As investigações da Polícia Federal descrevem Braga Netto
como figura central na conspiração contra a democracia brasileira. Ele
coordenou ataques ao sistema eleitoral e recrutou extremistas para impedir a
posse do presidente eleito. Segundo o tenente-coronel Mauro Cid, o general
ainda entregou dinheiro vivo, numa sacola de vinho, para financiar as ações
criminosas.
Além de insuflar a radicalização da
caserna, Braga Netto apunhalou pelas costas os colegas de farda que se
recusavam a embarcar na aventura autoritária.
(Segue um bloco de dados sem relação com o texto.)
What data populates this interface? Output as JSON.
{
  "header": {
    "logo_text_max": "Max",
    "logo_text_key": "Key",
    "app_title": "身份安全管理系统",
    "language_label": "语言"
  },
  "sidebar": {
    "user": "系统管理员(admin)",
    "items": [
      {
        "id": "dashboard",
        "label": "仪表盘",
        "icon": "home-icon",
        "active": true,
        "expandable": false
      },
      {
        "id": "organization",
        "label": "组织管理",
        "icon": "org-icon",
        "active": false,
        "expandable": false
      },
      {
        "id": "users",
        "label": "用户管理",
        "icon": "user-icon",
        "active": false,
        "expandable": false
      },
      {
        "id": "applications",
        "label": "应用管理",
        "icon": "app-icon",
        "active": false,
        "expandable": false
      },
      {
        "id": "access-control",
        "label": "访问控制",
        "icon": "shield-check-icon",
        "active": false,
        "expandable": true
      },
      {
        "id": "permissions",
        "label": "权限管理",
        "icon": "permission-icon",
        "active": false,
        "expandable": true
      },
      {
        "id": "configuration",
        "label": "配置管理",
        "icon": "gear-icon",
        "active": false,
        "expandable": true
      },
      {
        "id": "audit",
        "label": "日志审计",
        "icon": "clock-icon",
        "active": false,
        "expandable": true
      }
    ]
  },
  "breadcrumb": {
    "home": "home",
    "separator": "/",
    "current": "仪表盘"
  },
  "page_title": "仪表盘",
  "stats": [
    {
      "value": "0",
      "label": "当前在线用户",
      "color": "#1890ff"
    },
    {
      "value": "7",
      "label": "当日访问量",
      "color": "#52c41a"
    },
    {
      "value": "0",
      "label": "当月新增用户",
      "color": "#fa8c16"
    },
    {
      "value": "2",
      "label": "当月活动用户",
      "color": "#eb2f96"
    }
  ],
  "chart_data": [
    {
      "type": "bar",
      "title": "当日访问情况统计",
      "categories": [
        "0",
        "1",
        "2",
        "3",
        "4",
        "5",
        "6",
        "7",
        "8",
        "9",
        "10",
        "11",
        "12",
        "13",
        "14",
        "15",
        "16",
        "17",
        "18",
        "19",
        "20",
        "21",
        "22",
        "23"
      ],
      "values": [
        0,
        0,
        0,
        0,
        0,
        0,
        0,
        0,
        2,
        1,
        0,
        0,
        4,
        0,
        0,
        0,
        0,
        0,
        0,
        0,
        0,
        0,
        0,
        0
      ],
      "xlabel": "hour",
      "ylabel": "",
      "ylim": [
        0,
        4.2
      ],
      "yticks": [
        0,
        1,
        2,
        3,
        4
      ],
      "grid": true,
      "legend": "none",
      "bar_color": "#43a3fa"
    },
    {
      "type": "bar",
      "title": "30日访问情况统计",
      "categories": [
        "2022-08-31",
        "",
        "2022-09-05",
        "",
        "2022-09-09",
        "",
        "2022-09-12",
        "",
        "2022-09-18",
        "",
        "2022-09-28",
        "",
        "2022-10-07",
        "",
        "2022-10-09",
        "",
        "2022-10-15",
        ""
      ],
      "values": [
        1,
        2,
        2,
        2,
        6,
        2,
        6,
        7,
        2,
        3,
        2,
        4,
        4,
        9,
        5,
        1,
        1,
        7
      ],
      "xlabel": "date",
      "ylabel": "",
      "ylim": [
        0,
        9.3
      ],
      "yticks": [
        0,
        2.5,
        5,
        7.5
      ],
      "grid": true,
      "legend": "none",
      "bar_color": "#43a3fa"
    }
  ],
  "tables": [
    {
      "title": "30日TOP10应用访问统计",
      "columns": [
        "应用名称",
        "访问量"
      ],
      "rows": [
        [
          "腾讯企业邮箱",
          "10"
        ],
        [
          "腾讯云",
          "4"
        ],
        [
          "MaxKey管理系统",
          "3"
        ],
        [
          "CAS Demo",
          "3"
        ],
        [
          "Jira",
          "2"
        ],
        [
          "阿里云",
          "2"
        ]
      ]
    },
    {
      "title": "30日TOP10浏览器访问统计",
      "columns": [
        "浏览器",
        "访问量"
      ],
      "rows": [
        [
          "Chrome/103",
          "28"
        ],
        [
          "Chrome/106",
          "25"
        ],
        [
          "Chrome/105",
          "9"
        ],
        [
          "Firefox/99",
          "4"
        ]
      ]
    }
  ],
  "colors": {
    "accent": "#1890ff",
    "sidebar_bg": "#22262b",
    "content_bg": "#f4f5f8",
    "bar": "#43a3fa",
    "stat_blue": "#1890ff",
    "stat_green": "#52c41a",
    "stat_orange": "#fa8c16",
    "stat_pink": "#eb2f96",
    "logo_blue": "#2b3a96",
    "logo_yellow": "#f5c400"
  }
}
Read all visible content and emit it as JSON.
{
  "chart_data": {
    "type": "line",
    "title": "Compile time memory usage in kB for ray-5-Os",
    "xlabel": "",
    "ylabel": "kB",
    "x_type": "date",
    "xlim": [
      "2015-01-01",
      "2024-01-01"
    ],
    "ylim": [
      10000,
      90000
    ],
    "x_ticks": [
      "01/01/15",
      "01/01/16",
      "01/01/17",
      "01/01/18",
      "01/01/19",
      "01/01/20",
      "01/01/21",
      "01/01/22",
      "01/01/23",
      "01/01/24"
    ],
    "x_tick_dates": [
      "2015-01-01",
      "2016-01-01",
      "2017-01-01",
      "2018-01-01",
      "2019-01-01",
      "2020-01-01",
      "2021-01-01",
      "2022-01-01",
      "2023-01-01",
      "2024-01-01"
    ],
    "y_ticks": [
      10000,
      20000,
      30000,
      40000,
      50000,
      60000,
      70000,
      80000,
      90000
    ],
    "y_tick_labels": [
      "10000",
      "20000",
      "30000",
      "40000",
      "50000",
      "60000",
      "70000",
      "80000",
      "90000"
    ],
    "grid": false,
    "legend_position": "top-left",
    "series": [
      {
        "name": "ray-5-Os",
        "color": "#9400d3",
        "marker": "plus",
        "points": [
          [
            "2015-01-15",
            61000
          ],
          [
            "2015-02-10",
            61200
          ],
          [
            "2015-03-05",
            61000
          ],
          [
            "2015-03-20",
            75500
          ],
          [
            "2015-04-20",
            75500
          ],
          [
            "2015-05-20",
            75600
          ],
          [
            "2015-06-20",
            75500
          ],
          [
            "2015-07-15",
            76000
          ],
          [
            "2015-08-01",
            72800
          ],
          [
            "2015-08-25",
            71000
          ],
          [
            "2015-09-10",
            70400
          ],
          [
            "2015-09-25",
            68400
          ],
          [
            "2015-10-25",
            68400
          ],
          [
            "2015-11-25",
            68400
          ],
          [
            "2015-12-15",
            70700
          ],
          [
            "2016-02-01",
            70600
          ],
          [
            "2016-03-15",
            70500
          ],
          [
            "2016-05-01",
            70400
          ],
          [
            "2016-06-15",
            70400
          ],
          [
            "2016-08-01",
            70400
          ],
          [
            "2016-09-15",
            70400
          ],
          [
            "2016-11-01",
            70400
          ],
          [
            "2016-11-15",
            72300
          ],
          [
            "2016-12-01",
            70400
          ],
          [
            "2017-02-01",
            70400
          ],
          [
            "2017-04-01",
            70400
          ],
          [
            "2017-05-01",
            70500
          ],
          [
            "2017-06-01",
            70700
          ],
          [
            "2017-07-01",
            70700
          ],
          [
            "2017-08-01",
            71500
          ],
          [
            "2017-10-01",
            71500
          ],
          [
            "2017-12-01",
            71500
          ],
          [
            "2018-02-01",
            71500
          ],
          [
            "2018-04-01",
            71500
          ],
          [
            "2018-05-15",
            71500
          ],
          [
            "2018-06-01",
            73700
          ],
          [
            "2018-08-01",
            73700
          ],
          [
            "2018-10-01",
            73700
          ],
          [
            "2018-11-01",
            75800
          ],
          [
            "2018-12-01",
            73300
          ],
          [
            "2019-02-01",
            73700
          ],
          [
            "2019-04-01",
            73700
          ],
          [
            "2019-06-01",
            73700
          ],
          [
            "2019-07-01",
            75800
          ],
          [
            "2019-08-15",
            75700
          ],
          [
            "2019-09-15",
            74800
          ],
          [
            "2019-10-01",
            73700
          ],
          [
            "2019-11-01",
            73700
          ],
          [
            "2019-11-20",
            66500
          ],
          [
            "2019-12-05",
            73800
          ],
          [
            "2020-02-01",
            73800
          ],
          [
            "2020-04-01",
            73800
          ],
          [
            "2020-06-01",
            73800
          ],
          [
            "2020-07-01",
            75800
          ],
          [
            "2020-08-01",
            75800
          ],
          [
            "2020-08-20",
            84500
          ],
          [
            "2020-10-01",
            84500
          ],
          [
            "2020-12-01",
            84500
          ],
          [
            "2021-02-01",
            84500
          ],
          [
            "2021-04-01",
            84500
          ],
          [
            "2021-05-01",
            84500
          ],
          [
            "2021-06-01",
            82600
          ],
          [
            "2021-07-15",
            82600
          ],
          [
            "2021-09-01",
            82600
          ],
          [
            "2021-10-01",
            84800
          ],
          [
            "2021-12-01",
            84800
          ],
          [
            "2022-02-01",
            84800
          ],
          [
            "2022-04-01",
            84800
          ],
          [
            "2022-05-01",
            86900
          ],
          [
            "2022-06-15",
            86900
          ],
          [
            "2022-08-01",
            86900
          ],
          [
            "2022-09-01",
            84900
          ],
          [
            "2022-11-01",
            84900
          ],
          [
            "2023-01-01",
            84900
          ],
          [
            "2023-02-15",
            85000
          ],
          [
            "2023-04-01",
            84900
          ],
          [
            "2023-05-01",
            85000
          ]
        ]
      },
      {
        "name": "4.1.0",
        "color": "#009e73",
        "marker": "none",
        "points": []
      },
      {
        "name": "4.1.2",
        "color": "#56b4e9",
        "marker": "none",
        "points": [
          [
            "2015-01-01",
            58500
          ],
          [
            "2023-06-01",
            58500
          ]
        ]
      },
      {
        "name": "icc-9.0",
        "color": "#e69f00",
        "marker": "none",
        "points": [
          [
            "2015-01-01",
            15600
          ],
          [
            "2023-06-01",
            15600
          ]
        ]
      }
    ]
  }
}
Em diálogo obtido pela PF, o
general ordenou ataques aos comandantes do Exército e da Aeronáutica. “Vamos
oferecer a cabeça dele aos leões”, disse, sobre o general Freire Gomes.
“Inferniza a vida dele e da família”, incentivou, referindo-se ao brigadeiro
Baptista Júnior.
Ao pedir sua prisão preventiva, a Procuradoria-Geral da
República afirmou ter provas suficientes de que Braga Netto tentou obstruir as
investigações para escapar da polícia. O ministro Alexandre de Moraes o
descreveu como uma figura de “extrema periculosidade”. Agora falta punir o
capitão, que chefiou a trama e ainda sonha em voltar ao poder.
Braga Netto é o primeiro general de quatro estrelas a ser
preso por tentativa de golpe em mais de um século. Sua responsabilização fura a
blindagem que sempre protegeu oficiais de alta patente do alcance da lei. Ao
mesmo tempo, o fato de o general ter chegado tão longe mostra que o país falhou
na transição para a democracia. A ditadura acabou, mas a cultura autoritária
ainda persiste nas academias e na rotina dos quartéis.
Já passou da hora de remover o mofo dos currículos militares
e investir numa formação democrática, que abandone o ideário embolorado da
Guerra Fria. Em vez de ouvir loas a torturadores, os novos cadetes precisam
aprender que o golpismo não compensa.